Sung-Dug Oh1, Myung-Ho Lim1, Tae-Hun Ryu1, Soo-In Sohn1, Soon Ki Park2, and Kijong Lee1*
오성덕1 ・임명호1 ・류태훈1 ・손수인1 ・박순기2 ・이기종1*

1National Academy of Agricultural Science, Rural Development Administration, Suwon, 441-707, Korea2School of Applied Biosciences, Kyungpook National University, Daegu, 702-701, Korea
농촌진흥청 국립농업과학원, 2경북대학교 응용생명과학부
Although genetically modified (GM) crops have never been cultivated commercially in Korea, it is necessary for a thorough assessment of the risks associated with their environmental release. We determined the frequency of pollen mediated gene flow from disease resistant GM rice (OsCK1) to non-GM rice (Nagdongbyeo) and weedy rice (R55). A total of 449,711 or 164,604 seeds were collected from non-GM and weedy rice, respectively which were planted around OsCK1. Resistance of the hybrids was determined by repeated spraying of herbicide and DNA analysis using specific primer to confirm hybrids.
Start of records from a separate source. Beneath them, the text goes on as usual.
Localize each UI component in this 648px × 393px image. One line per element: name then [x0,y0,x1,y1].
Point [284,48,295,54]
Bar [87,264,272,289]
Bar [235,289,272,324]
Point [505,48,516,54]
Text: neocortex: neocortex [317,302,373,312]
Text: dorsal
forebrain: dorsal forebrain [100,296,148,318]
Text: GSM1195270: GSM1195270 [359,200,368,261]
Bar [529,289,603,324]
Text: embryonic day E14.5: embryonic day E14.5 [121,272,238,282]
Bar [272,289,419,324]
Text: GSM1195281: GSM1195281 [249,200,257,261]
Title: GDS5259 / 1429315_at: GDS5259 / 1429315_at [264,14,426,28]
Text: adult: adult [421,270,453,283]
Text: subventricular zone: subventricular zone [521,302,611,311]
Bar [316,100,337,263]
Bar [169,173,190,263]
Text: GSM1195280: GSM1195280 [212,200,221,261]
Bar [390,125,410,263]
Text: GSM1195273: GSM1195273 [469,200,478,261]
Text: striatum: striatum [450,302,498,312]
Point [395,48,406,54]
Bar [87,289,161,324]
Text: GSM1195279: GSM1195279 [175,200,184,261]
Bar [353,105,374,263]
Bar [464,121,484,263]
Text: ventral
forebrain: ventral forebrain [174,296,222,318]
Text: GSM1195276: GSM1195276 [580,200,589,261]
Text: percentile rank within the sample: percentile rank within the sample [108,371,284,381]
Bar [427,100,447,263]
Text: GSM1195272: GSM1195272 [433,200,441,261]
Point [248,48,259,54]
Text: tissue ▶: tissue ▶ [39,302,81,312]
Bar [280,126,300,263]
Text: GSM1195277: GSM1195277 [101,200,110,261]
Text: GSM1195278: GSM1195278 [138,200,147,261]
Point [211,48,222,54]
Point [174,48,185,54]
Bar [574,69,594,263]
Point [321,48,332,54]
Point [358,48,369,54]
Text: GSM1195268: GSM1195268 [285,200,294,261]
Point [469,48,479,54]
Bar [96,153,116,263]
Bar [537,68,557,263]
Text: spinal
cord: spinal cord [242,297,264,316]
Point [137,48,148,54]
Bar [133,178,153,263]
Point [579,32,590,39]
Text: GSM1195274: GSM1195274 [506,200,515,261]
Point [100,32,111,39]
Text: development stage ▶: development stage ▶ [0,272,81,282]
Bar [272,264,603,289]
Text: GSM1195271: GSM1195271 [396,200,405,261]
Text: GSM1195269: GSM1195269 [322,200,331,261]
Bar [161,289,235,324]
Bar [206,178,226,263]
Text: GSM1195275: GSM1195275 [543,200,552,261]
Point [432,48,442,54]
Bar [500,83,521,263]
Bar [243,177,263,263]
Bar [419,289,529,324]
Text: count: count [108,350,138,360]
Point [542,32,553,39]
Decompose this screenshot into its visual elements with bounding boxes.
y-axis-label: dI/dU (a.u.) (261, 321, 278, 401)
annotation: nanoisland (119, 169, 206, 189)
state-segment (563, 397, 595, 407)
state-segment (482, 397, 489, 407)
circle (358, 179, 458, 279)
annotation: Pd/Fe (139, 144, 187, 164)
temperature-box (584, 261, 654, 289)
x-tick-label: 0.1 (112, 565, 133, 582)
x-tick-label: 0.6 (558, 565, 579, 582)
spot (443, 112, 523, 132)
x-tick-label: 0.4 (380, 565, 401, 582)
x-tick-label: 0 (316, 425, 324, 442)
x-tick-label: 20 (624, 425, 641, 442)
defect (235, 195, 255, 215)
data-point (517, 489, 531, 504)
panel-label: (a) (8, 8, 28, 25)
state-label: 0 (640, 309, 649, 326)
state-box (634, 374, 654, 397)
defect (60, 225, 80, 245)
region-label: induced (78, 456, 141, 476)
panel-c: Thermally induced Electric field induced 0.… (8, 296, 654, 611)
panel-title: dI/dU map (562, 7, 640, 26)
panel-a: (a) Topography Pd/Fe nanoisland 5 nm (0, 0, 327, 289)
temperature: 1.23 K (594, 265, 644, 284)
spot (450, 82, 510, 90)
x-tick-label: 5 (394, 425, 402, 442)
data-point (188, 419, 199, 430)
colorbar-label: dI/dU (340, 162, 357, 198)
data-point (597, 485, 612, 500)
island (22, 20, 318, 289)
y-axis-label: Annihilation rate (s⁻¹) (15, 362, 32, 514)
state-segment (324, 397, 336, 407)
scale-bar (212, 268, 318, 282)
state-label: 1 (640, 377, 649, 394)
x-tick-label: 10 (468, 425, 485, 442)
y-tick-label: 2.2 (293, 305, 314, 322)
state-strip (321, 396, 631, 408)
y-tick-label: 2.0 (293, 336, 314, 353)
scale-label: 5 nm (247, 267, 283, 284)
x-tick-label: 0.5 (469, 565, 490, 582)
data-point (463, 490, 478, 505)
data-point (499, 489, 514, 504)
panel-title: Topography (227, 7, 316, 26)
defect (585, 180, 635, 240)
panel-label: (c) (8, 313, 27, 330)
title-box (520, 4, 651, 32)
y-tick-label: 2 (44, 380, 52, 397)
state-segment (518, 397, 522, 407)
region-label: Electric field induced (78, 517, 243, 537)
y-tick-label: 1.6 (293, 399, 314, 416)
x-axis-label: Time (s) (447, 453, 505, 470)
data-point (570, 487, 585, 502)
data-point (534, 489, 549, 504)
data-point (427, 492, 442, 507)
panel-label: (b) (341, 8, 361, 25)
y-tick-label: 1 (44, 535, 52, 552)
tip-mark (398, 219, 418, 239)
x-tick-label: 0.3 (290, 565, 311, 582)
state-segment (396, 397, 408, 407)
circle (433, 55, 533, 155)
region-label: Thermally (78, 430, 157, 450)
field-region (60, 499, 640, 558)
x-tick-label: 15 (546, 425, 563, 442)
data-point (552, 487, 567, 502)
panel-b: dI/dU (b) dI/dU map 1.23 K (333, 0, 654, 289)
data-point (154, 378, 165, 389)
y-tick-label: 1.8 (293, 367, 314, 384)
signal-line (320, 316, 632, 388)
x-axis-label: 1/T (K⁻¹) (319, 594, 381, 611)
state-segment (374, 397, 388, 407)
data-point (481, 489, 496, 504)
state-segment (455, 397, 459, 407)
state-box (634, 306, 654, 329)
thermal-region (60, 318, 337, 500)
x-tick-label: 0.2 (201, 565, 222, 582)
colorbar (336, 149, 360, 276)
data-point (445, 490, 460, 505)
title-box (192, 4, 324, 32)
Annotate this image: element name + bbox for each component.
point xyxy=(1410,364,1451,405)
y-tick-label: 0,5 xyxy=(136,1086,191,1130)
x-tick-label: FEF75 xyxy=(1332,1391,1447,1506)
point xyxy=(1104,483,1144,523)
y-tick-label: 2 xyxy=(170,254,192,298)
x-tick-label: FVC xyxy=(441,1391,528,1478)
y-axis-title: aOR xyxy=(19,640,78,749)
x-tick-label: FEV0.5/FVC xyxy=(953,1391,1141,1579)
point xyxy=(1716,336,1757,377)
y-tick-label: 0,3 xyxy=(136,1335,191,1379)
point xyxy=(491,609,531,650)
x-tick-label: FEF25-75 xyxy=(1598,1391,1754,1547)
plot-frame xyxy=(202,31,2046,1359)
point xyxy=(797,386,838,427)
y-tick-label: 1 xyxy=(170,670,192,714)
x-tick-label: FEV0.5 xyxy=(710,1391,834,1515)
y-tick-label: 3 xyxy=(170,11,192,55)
Though non-GM rice and weedy rice have similar flowering time, the hybrids were found only in non-GM rice and out-crossing ranged from 0.018% at 0.3 m to 0.013% at 0.6 m. All of hybrids were located within 0.6 m distance from the GM rice plot in southerly direction. The meteorological factors including temperature and relative humidity during flowering time were found to be the most important factors for determining rice out-crossing. It should be considered many factors like the local weather condition and flowering time to set up the safety management policy to prevent pollen mediated gene flow between GM and conventional crop.